A Cambridge University study has suggested that the MC4-R gene is linked to a higher consumption of fat. The study provided participants with three different types of chicken korma – each manipulated to look and taste the same. The curries actually contained varying levels of fat – one 20 per cent, one 40 per cent, and one 60 per cent.
Using three types of people (lean, obese, and people with a defective MC4-R gene), the research found that in 95 per cent of cases individuals with defective MC4-R genes ate almost double the amount of high fat korma than lean individuals, and 65 per cent more than obese participants.
More interestingly, however, the MC4-R patients subconsciously chose the higher fat meal: their brain was steering them towards the highest fat curry through a decision process other than taste as this had been manipulated.

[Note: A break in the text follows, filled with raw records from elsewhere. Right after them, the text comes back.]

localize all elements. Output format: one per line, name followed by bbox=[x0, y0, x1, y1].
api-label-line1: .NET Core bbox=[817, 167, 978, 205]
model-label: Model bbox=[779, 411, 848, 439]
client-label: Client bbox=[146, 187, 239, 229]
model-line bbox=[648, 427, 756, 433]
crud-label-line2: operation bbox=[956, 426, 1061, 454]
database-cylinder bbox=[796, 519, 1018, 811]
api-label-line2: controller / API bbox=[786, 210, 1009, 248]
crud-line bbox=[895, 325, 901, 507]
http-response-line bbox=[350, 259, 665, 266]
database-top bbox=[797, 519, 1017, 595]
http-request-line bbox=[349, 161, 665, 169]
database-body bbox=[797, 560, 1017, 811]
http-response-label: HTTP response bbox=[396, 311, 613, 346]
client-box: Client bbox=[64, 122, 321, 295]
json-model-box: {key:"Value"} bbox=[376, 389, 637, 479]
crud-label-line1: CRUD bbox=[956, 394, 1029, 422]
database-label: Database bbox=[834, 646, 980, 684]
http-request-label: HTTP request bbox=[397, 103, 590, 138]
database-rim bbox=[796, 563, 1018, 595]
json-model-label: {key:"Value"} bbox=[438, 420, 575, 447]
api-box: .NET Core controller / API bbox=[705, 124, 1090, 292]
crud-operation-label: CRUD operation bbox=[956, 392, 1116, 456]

An additional area of the study saw participants provided with three types of Eton mess, this time with varying sugar contents of 8 per cent, 26 per cent, or 54 per cent.
Surprisingly, the MC4-R defective group ate significantly less dessert than the others, and rejected the high sugar option. This seems almost paradoxical, and has led to speculation as to why the group would choose fat but reject sugar.
One explanation is that the MC4-R gene relates to the body’s perception of famine. When the gene is defective, individuals develop a relative state of starvation, consuming fat-rich food in order to store for later. As sugar cannot be stored in the same way, the group unknowingly reject it as a poor food choice.
Understanding gene behaviour helps us monitor and treat disease early. The presence of MC4-R helps us, in part, understand why some people find it harder to make food choices and achieve dietary goals.
Nevertheless, the same basic principles apply; if you are overweight, you can still reduce your risk factors, (such as cholesterol and blood pressure), and get individual diet and lifestyle advice from your GP. We may not be able to alter your genes, but we can help you make the most of who you are.